We had an argument last night. It was pretty heated but way overdue. We have let this issue go on for YEARS. Now we do not have a clue as to how to even begin to try and fix it. I tore myself open and left my heart on the floor as well as the last of my dignity and self respect when I told him that I actually went to a search engine and put in “When is a woman too fat to have intercourse?” And, yes anyone reading this, I really did. The last time we were together he was not able to sustain it. It seemed like when it got near me it disappeared. And again, yes, I just owned that to the world. I know I am overweight. I’m a muffin top and at my heaviest I was like 220. I’m not all that far from it now. I am 48 years old. My parts are sagging and some crepe skin is showing. Obviously I was speaking the truth when I said I had no dignity left!

There are a couple other GIANT elephants in the room that feed into all of this but I am not sure if it is okay to just purge like this so I will go no further.

Bottom line my brain 100% believes that I am too stupid, fat, and ugly for my husband to get a physical reaction. I do not want him to touch me now because I feel like it is a pity touch and it disgusts him. He says that this is absolutely not true. That he is attracted to me and does want us back.
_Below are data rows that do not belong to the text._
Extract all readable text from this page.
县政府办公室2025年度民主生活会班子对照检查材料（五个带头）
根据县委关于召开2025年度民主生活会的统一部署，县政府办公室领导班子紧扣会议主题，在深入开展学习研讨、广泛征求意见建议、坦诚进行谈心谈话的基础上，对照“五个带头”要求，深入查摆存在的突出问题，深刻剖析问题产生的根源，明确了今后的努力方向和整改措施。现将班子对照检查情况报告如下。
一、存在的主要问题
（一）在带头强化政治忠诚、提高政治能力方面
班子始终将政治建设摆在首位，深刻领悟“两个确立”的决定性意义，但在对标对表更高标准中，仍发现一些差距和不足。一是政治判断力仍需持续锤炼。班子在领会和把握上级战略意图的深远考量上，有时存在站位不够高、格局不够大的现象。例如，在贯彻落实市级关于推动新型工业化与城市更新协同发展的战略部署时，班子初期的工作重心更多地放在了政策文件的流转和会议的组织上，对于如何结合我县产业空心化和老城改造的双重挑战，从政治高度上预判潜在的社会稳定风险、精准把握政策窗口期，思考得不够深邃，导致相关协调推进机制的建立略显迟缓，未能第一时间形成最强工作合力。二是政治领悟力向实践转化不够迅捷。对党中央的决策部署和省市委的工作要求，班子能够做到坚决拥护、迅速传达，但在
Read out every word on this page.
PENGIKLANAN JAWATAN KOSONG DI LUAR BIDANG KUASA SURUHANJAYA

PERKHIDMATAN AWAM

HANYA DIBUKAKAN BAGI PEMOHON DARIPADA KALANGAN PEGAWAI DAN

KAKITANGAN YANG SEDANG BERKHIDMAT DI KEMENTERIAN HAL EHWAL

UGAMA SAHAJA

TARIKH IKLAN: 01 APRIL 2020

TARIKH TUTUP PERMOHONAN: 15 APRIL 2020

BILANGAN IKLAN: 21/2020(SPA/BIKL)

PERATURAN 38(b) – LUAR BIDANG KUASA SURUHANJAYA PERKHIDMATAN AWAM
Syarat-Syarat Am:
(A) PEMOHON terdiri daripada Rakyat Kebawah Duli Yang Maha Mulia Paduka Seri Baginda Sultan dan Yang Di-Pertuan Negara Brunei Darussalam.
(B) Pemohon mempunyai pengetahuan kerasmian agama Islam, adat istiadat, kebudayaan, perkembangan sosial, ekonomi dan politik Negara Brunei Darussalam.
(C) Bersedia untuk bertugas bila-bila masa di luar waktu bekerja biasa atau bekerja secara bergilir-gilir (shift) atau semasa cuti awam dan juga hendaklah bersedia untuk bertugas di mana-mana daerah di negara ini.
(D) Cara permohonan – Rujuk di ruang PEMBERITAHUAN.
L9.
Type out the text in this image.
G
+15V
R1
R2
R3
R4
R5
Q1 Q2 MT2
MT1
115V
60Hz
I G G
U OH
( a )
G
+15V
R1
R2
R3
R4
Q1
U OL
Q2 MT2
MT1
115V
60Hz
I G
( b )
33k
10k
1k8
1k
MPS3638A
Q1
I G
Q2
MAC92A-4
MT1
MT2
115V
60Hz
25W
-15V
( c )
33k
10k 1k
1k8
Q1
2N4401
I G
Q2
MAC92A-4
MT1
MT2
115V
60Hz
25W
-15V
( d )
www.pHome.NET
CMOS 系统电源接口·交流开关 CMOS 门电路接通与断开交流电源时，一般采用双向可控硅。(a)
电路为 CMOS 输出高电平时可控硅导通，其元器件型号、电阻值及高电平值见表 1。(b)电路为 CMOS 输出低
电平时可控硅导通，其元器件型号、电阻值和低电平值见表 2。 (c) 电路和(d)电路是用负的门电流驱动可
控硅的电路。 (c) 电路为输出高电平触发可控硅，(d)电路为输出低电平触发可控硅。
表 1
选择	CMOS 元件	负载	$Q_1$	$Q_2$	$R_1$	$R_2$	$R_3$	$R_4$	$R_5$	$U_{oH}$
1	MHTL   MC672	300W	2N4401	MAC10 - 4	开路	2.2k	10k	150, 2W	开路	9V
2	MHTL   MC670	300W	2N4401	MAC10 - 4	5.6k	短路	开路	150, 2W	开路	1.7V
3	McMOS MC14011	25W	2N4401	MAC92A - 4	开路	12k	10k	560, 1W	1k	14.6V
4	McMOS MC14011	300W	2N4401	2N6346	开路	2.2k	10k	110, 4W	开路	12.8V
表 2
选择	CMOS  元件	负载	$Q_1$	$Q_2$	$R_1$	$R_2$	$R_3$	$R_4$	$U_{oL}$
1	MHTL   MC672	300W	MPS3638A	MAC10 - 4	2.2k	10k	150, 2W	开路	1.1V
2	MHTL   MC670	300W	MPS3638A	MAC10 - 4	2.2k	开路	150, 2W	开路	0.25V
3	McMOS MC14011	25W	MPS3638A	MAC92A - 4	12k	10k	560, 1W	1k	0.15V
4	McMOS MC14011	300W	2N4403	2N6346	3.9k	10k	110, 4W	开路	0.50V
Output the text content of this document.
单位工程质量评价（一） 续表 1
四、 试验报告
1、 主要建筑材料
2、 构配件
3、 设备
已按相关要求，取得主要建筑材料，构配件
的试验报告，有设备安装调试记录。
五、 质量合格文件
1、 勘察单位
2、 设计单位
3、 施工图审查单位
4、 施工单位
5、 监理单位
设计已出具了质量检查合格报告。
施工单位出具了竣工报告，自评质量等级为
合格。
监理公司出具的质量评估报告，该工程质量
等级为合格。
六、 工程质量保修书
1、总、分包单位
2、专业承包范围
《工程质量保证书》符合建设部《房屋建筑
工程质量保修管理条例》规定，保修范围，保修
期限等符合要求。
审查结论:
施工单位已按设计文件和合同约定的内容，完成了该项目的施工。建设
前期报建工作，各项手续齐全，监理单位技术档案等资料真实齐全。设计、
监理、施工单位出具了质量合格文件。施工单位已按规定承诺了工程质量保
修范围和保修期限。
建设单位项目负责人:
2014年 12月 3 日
He also admits that his stupid lies years ago have led us to this place where I do not believe what he says. I believe I am hideous and disgustingly fat and stupid. I believe I am worthless and he is right that I do not believe anything he says now. A vicious cycle. I get that I need to do something to fix it.

So how can we possibly fix this??? We want to but have NO idea where to even start. We let this go on for too long. I have no one I can talk to about this. I’m terribly lonely especially in a room full of people. So, I thought I would give this a shot. Maybe someone will read it and at least have a good laugh. If not, at least I wrote it and talked to no one!